For certain, mistakes will be made both in business and social settings in a new environment and setting—no one is perfect. The key is to learn from mistakes and to not repeat them again. Even when some people have reached their wits end after being here for years, other opportunities have popped up which have compelled them to stay—but it’s only because they’ve tried and failed previously that they were noticed–and had the reputation to be suitable for a new project. But what drives people to “leave Vietnam for a third time?” Or to stay in Vietnam for years and never learn the language beyond a basic level?

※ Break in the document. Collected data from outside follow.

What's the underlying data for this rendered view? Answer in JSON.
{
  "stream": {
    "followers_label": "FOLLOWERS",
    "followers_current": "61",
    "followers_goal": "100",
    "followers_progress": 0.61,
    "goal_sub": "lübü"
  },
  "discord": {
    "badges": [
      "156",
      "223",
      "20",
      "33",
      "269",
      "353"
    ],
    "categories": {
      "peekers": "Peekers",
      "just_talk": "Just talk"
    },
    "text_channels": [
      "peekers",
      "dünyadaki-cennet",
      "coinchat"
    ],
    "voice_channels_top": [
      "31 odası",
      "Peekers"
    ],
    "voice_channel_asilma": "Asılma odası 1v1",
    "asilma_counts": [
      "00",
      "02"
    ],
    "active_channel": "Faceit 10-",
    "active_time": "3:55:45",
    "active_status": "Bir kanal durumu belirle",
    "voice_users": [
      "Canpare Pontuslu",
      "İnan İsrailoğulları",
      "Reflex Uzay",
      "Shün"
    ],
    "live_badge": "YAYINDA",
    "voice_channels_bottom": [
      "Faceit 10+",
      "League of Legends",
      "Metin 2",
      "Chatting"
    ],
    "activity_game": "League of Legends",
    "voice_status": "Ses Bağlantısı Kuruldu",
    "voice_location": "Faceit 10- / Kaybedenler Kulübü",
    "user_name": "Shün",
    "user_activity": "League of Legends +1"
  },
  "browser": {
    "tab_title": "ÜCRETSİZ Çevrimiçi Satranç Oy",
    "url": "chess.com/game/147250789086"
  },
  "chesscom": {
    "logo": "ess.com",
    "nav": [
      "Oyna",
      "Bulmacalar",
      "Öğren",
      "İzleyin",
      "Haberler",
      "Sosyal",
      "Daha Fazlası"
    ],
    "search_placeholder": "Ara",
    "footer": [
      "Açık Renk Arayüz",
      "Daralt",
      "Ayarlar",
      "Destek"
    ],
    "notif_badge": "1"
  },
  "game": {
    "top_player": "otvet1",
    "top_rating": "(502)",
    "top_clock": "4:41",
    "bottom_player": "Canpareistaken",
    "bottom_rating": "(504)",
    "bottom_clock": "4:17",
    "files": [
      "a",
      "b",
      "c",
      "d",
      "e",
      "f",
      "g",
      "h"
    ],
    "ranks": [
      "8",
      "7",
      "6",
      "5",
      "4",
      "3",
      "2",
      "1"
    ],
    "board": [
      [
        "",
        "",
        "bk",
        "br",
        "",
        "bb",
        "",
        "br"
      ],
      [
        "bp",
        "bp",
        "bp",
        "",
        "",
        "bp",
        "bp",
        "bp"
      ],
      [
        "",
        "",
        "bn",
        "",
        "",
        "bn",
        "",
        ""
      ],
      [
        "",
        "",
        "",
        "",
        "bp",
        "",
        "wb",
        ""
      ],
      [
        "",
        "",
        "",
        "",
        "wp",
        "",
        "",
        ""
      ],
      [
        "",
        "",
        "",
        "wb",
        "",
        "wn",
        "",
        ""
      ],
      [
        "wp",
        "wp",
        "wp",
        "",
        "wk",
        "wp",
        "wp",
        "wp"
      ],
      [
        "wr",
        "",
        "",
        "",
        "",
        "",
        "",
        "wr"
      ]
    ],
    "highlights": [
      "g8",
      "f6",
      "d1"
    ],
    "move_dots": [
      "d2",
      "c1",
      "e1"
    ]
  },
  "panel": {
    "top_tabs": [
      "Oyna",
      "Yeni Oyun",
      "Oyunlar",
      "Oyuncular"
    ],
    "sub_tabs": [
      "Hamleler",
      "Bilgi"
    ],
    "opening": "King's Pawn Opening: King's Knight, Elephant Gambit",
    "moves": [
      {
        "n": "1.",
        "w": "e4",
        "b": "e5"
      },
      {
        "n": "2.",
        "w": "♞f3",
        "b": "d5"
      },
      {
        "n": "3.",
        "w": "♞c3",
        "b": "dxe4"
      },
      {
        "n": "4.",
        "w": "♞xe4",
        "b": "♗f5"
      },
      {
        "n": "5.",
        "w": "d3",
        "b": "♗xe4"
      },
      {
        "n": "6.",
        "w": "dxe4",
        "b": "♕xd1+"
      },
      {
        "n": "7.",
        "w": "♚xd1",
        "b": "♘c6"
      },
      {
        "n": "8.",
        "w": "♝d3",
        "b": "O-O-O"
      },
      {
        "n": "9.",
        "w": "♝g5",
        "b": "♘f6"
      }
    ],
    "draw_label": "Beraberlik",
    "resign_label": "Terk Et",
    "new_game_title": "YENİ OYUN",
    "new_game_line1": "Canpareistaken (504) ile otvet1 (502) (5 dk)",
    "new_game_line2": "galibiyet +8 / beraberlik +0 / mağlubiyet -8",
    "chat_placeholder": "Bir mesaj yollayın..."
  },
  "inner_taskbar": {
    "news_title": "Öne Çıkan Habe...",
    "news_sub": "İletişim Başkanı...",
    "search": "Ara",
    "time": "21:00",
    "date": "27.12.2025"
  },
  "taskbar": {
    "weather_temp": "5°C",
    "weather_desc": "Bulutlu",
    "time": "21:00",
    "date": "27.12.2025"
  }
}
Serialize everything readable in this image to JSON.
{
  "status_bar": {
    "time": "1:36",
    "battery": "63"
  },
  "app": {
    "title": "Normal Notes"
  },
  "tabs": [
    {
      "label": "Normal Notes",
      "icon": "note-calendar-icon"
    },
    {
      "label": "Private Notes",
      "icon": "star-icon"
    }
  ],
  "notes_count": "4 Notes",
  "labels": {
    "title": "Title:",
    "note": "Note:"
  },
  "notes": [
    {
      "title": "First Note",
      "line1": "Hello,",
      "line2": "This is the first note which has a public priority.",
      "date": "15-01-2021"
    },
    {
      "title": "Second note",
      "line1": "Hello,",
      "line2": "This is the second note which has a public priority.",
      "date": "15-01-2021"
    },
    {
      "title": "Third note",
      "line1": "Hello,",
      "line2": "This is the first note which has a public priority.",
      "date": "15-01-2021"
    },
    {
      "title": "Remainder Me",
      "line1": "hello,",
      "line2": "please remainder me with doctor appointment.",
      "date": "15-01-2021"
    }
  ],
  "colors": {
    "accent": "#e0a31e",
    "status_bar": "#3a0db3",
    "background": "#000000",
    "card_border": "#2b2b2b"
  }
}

The real opportunity here is to create and shape markets. Vietnam is still in “tree growing” mode. Sure, one day there will be a harvest—but it takes time, money, and other resources to educate consumers, stakeholders, and to build/create a marketplace. To that end, Vietnam needs more entrepreneurial talent, more STEM (Science, Technology, Engineering, Mathematics) talent that knows what it takes to bring a product to the global market, and more people who are interested in Vietnam from a cultural point of view instead of a bia hoi/bia om focus. But, how to attract such talent?

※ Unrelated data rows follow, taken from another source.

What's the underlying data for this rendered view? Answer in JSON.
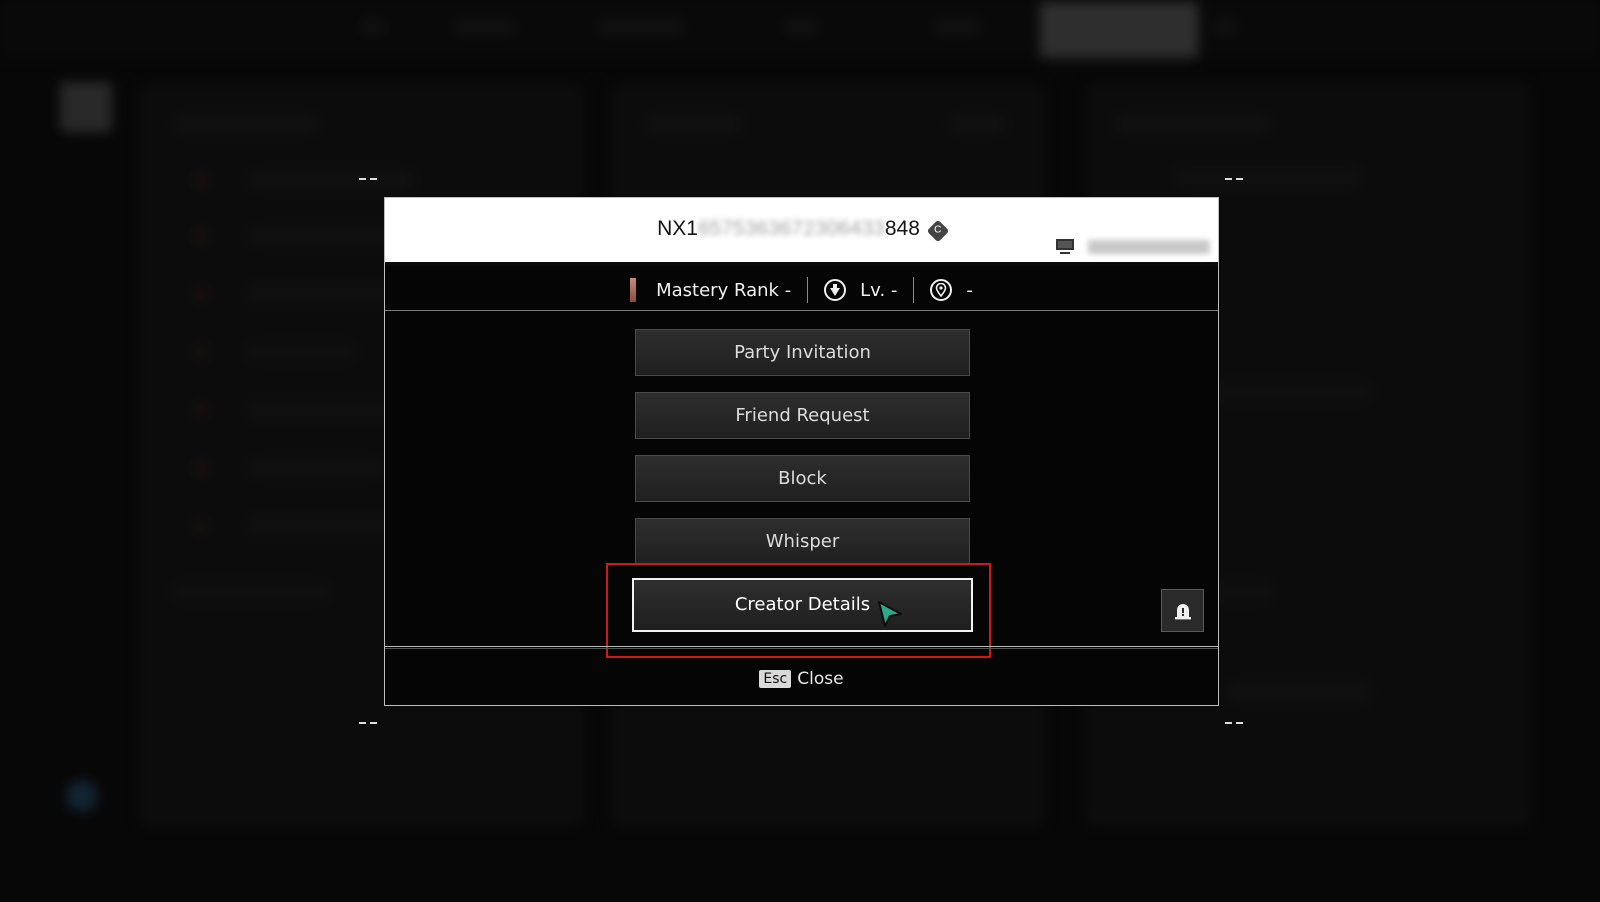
{
  "player": {
    "id_prefix": "NX1",
    "id_hidden": "6575363672306433",
    "id_suffix": "848",
    "badge": "C",
    "platform_id": "NX1575369672306"
  },
  "stats": {
    "mastery": "Mastery Rank -",
    "level": "Lv. -",
    "location": "-"
  },
  "actions": [
    {
      "label": "Party Invitation"
    },
    {
      "label": "Friend Request"
    },
    {
      "label": "Block"
    },
    {
      "label": "Whisper"
    },
    {
      "label": "Creator Details",
      "selected": true
    }
  ],
  "footer": {
    "key": "Esc",
    "label": "Close"
  },
  "colors": {
    "highlight": "#d0171d",
    "cursor": "#2fa88a"
  }
}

For starters, lower the risk of coming to Vietnam and doing business here (corporate governance), lower the barriers to raising capital here for startups (beyond incorporating in Singapore and keeping a local team here), and promote finding ways to leverage local talent to create products and services that can be differentiated.

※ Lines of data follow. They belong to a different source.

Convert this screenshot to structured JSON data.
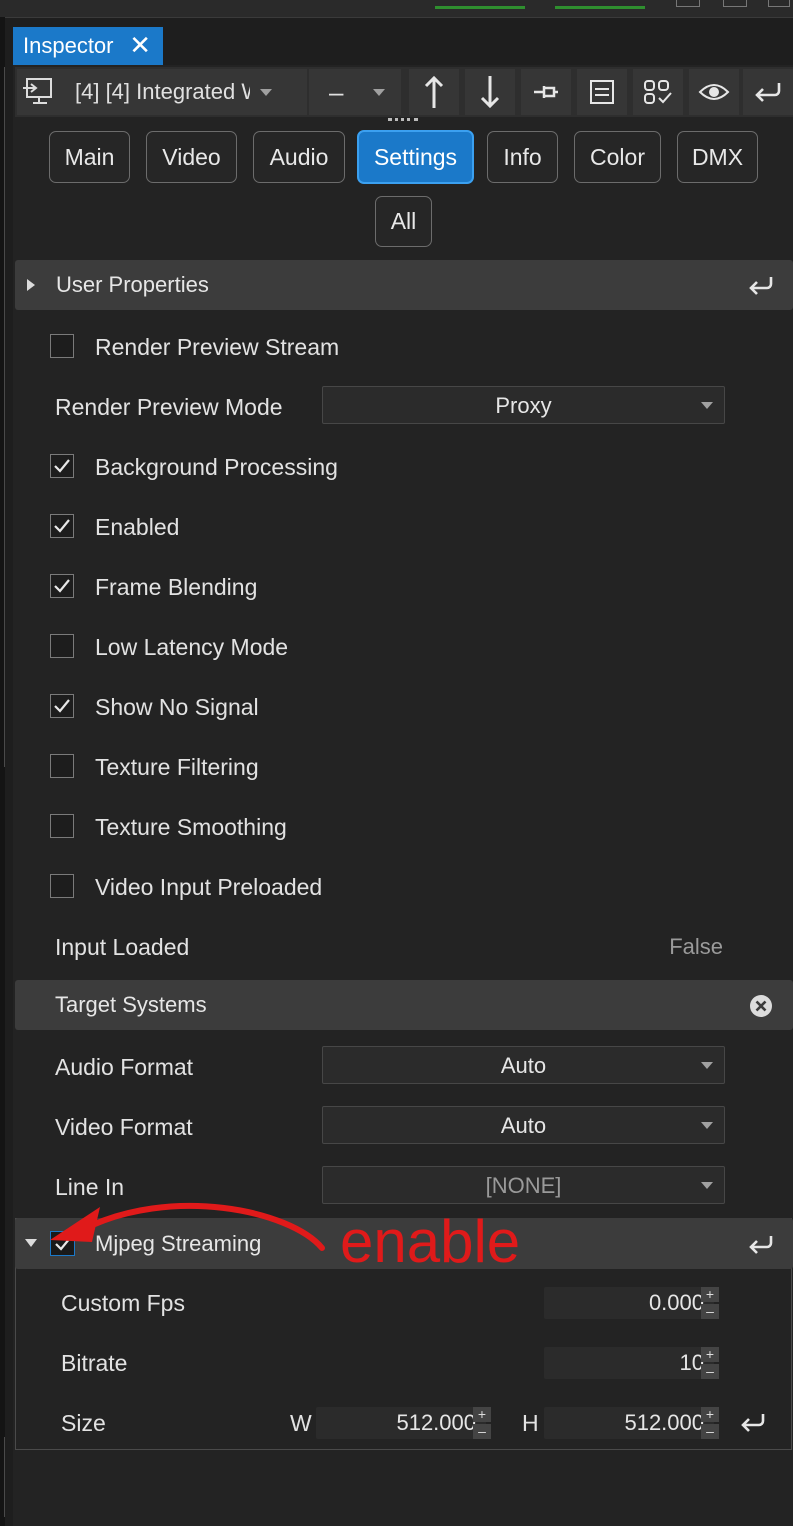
{
  "window": {
    "tab_title": "Inspector",
    "tab_close_icon": "close-icon"
  },
  "toolbar": {
    "item_selector": "[4] [4] Integrated W",
    "second_selector": "–"
  },
  "category_tabs": [
    "Main",
    "Video",
    "Audio",
    "Settings",
    "Info",
    "Color",
    "DMX",
    "All"
  ],
  "active_tab": "Settings",
  "sections": {
    "user_properties": "User Properties",
    "target_systems": "Target Systems",
    "mjpeg_streaming": "Mjpeg Streaming"
  },
  "settings": {
    "render_preview_stream": {
      "label": "Render Preview Stream",
      "checked": false
    },
    "render_preview_mode": {
      "label": "Render Preview Mode",
      "value": "Proxy"
    },
    "background_processing": {
      "label": "Background Processing",
      "checked": true
    },
    "enabled": {
      "label": "Enabled",
      "checked": true
    },
    "frame_blending": {
      "label": "Frame Blending",
      "checked": true
    },
    "low_latency_mode": {
      "label": "Low Latency Mode",
      "checked": false
    },
    "show_no_signal": {
      "label": "Show No Signal",
      "checked": true
    },
    "texture_filtering": {
      "label": "Texture Filtering",
      "checked": false
    },
    "texture_smoothing": {
      "label": "Texture Smoothing",
      "checked": false
    },
    "video_input_preloaded": {
      "label": "Video Input Preloaded",
      "checked": false
    },
    "input_loaded": {
      "label": "Input Loaded",
      "value": "False"
    }
  },
  "target_systems": {
    "audio_format": {
      "label": "Audio Format",
      "value": "Auto"
    },
    "video_format": {
      "label": "Video Format",
      "value": "Auto"
    },
    "line_in": {
      "label": "Line In",
      "value": "[NONE]"
    }
  },
  "mjpeg": {
    "checked": true,
    "custom_fps": {
      "label": "Custom Fps",
      "value": "0.000"
    },
    "bitrate": {
      "label": "Bitrate",
      "value": "10"
    },
    "size": {
      "label": "Size",
      "w_label": "W",
      "w_value": "512.000",
      "h_label": "H",
      "h_value": "512.000"
    }
  },
  "annotation": {
    "text": "enable",
    "color": "#e01a1a"
  },
  "colors": {
    "accent": "#1b79c9",
    "panel": "#232323",
    "section_header": "#3c3c3c"
  }
}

Another major pitfall for expats is to adopt local ways of thinking and doing things. It’s very easy to complain and to succumb to some of the craziness that permeates interactions in the workplace and beyond. Staying rooted, being patient, and remaining steadfast during negotiations are valuable qualities to have ample supplies of. However, also knowing when to quit due to wasting time, the expectation of charity, or unprofessional expat or local counterparts can save many headaches for everyone involved. It’s definitely easier said than done and is a skill that takes time to develop.
Above all, expats should find that their tolerance for healthy and smart risks will have increased after living/working in Asia. Whether it’s riding a motorbike to/from work in the middle of crazy traffic patterns, or dating someone from another culture, or seizing a new opportunity, each experience will help shape confidence and character in future situations.
Living and working in a new country is a risk itself—why stop there? Vietnam is not perfect—no country is. But finding the good in situations and people is more of the result of attitude instead of focusing on all the current problems. Part of the trouble is that the more things change, the more they stay the same—especially here, just with fewer expats that you know. In that sense, finding what’s right about Vietnam can be harder than usual. If you’re in a city that you don’t like, then move somewhere else. If you’ve tried a few cities and still aren’t happy then move to another country. This place isn’t for everyone and staying true to oneself and being ethical/moral seems to be a challenge for many, including westerners. Nothing worthwhile is easy.
For those that stay in this part of the world, have a strong sense of self, and see opportunities, “if a whole country is blind and you have one eye, then you can be king.”